Last of the K-Rails from the Madison Fire Will Soon Be Gone

After the Madison fire in 2013, K-rails were installed along portions of Avocado, Crescent, Heather Heights, Lotone, Highland Place, Mauna Loa and Hillcrest. All but the K-rails along the lower portion of Highland Place, upper Mauna Loa Drive and Hillcrest were removed in October 2018. Starting May 28, these final rails will be removed over the following three days. Repairs to the street and concrete will also take place once the rails are removed. If you live in the area and have questions, contact the city at (626) 932-5575 or at

City Council to Study City Sales Tax Measure Next Tuesday

Before their next City Council meeting, there will be a study session on the issue of a potential ballot measure to raise the local tax rate. Among the issues to be addressed will be the potential of putting the issue on the ballot as soon as November 2019 and a potential spending plan if the tax is approved by local citizens.

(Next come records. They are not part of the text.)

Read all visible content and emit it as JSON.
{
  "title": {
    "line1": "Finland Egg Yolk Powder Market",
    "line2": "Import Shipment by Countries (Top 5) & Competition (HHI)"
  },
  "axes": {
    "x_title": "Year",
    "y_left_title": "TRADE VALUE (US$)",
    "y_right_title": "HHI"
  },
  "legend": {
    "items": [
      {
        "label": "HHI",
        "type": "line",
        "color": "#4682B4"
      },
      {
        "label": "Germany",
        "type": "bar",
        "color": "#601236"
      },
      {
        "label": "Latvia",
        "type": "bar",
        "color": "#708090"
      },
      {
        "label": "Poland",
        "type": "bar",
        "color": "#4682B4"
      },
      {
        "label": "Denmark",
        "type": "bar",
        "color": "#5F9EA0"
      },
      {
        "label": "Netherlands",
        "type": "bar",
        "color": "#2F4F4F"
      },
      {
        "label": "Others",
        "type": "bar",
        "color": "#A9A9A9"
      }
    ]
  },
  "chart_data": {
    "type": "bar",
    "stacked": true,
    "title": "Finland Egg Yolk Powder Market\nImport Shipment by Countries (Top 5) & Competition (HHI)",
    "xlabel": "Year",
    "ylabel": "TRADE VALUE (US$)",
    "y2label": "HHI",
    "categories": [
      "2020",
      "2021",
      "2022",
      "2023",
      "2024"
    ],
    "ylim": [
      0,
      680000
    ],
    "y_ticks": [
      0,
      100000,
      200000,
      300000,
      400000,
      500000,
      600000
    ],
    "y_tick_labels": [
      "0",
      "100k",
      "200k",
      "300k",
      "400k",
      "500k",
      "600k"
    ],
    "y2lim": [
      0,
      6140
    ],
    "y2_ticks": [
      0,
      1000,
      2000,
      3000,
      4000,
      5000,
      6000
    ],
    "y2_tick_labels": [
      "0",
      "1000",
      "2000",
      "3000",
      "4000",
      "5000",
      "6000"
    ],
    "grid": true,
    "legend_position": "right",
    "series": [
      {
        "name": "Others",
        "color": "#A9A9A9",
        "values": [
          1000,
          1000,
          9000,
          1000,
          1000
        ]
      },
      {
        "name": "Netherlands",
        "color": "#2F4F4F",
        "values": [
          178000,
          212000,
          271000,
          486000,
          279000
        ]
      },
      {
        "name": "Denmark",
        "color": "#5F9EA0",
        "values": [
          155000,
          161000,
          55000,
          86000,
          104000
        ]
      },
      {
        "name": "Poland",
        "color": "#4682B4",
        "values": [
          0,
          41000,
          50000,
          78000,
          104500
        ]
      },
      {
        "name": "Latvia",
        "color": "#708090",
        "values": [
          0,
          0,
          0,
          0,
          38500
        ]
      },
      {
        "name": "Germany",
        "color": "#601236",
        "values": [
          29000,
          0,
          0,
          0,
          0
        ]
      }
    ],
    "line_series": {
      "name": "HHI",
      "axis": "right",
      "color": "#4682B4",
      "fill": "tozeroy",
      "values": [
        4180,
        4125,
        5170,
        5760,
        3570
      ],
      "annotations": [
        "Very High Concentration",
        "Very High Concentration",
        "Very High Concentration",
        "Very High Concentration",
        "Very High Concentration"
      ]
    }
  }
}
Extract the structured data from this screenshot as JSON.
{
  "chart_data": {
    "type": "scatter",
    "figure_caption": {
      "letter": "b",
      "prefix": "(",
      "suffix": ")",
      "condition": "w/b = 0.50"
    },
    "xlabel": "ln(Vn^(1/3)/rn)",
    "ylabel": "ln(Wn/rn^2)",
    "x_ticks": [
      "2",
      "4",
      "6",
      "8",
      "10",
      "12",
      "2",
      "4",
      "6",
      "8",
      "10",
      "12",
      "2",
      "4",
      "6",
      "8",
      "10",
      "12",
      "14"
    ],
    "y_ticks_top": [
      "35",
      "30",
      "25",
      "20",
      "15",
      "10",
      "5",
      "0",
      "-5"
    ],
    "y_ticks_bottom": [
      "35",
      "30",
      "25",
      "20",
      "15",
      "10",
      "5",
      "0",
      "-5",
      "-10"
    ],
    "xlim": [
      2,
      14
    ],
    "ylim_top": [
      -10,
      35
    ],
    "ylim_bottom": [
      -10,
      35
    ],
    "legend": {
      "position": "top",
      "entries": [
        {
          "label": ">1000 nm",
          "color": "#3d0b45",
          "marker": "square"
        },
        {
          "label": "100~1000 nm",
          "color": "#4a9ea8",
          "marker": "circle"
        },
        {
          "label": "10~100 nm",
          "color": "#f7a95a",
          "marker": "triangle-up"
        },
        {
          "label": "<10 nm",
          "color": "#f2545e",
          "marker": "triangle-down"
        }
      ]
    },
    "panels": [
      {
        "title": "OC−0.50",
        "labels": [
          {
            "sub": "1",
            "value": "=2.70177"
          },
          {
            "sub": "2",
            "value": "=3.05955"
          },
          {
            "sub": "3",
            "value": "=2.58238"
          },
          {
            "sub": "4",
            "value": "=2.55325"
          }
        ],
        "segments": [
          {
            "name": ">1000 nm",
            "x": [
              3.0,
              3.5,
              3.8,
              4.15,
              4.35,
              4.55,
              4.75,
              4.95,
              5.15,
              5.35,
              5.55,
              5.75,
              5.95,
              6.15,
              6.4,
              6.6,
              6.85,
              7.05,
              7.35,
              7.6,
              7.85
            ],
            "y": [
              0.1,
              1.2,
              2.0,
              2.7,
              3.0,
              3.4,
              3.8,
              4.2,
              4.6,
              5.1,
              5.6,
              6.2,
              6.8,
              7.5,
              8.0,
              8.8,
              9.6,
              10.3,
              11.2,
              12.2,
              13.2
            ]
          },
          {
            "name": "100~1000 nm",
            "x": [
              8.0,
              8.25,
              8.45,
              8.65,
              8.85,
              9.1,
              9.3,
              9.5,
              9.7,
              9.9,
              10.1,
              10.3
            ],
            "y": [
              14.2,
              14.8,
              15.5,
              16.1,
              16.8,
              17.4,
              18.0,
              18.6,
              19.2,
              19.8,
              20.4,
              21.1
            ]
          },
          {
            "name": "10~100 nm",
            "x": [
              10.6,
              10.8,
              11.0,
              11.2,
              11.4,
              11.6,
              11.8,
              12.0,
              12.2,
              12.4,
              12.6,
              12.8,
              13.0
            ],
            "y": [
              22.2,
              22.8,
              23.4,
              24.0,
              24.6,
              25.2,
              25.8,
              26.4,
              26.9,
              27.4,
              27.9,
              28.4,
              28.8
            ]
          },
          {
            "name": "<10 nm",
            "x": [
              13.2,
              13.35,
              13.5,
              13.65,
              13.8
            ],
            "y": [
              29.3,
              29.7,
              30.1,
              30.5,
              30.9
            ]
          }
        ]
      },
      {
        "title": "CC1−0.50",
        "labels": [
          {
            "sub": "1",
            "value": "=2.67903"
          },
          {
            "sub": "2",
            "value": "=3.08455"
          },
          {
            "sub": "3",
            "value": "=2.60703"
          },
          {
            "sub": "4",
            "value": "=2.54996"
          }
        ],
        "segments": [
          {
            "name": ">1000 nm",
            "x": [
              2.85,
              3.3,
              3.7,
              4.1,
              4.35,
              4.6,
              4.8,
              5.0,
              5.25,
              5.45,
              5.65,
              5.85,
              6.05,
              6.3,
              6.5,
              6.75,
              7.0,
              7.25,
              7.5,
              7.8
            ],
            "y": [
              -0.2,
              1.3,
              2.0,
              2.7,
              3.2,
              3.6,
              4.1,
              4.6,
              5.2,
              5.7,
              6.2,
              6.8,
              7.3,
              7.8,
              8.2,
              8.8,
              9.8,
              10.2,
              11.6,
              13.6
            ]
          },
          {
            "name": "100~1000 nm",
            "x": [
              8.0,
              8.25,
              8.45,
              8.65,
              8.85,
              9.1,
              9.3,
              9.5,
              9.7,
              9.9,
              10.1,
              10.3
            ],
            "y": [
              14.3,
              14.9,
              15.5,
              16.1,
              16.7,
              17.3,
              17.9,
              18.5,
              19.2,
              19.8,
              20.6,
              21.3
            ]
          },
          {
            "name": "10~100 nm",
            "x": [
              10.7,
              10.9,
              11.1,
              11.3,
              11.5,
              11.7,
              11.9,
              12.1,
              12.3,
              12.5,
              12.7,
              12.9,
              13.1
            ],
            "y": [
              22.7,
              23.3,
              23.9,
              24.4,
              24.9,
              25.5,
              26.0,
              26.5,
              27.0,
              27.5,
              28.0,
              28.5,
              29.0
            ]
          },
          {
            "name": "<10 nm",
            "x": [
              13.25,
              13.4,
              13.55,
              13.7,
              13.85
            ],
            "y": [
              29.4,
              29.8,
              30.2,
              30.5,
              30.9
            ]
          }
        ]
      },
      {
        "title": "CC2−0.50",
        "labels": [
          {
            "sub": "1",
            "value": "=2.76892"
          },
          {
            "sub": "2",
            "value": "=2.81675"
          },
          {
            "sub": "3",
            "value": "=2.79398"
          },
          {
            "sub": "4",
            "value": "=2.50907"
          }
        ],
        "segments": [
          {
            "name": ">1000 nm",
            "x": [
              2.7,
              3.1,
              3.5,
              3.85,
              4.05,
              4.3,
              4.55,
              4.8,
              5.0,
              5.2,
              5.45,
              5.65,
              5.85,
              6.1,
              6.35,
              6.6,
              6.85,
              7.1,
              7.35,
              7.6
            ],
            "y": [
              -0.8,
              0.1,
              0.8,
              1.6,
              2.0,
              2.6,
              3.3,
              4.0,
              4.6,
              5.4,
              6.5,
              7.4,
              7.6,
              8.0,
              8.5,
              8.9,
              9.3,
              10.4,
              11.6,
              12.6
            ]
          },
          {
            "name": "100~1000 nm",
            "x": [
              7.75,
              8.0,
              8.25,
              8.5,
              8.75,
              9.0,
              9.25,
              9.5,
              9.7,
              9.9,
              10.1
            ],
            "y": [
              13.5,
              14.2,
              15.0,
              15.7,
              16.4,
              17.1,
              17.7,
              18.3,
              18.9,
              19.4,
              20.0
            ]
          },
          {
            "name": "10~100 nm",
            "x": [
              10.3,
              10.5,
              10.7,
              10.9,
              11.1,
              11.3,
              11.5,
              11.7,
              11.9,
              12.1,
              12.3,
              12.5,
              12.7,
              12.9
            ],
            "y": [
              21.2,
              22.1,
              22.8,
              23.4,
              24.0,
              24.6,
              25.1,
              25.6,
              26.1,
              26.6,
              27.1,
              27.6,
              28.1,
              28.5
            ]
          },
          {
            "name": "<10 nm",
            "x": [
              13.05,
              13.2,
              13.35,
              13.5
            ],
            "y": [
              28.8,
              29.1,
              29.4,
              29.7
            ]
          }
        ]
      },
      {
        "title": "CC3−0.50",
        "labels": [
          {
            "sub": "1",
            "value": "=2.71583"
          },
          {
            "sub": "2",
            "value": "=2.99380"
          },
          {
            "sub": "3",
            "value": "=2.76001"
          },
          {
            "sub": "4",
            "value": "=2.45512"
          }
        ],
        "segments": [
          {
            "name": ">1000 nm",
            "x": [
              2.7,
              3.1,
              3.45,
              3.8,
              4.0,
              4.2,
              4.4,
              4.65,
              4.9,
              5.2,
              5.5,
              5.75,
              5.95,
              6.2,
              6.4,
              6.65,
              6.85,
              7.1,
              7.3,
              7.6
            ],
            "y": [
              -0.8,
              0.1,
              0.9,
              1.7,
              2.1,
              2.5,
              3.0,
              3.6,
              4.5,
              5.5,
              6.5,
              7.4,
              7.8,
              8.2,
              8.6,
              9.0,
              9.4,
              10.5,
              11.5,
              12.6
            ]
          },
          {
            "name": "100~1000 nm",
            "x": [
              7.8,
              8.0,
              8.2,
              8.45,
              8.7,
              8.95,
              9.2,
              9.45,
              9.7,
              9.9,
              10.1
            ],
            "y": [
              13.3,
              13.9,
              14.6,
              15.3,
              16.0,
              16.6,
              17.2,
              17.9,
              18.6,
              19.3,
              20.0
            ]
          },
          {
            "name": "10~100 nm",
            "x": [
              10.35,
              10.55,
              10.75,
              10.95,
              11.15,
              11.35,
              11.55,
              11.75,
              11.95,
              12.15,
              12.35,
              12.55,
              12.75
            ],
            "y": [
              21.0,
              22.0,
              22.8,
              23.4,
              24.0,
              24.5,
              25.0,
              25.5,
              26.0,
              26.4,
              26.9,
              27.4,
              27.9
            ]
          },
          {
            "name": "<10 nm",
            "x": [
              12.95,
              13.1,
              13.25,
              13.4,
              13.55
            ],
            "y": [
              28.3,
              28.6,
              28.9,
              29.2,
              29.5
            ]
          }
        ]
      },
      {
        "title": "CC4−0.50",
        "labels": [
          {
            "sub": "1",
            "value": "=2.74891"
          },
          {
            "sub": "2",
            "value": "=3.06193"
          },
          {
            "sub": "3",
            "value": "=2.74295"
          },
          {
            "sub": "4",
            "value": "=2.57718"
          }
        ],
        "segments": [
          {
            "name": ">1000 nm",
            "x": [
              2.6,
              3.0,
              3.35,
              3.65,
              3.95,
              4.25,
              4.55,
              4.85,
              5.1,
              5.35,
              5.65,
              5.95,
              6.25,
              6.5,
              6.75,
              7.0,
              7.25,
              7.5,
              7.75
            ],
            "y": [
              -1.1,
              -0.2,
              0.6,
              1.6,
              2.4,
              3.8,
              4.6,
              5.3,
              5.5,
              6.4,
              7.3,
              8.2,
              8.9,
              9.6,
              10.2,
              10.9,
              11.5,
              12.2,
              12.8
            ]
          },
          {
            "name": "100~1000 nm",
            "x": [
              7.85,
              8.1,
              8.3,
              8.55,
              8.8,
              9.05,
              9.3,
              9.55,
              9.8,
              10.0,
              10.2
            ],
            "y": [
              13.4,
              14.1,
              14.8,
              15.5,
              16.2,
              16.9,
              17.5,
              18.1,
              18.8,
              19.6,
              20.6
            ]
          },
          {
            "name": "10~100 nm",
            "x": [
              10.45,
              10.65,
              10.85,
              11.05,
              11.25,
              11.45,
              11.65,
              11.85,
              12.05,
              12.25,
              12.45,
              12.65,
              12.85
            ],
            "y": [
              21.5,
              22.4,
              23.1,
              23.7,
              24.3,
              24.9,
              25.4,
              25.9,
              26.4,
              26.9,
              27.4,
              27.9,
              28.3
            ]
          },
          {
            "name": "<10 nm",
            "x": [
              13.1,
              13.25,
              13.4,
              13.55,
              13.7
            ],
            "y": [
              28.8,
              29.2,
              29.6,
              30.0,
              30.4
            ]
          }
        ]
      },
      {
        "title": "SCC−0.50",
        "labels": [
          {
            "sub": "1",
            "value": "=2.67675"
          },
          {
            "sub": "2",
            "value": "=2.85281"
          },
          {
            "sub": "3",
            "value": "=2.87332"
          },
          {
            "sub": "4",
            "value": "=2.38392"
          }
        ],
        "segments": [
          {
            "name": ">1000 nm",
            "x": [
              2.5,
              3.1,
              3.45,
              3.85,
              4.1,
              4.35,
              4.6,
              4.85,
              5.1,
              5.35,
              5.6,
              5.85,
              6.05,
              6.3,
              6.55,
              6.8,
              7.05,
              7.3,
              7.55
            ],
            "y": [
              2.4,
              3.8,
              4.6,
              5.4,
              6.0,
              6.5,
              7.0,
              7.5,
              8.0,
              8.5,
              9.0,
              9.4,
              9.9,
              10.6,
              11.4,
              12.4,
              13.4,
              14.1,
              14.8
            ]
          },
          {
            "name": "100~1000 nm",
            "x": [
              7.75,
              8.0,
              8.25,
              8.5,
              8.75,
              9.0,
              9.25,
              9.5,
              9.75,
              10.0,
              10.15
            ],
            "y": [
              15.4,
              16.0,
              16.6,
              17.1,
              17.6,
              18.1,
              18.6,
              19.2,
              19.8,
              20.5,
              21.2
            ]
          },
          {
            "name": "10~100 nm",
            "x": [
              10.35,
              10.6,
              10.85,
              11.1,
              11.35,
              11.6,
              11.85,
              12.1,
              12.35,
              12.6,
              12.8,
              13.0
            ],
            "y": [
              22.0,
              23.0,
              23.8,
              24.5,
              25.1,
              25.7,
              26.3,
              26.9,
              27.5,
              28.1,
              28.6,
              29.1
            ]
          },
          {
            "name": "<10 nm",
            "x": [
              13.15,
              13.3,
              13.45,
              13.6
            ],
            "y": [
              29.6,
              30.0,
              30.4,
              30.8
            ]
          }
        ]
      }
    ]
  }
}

Save the Date for the Next Neighborhood Treasure: Japanese Monrovians

The Monrovia Area Partnership (MAP) will install its next Neighborhood Treasure on June 8 at 11 a.m. This time, rather than an individual, a group is being honored: Japanese Monrovians. Many Japanese families came to Monrovia is the early part of the last century. Families such as the Uyedes, Tsuneishis, Asanos, and Kuromiyas came to the city and established local strawberry farms, grocery stores and fruit stands. In the aftermath of Pearl Harbor, these families were sent to internment camps, and after their release many returned home to Monrovia to try to pick up their lives. The Treasure in their honor will be placed at 300 W. Cypress.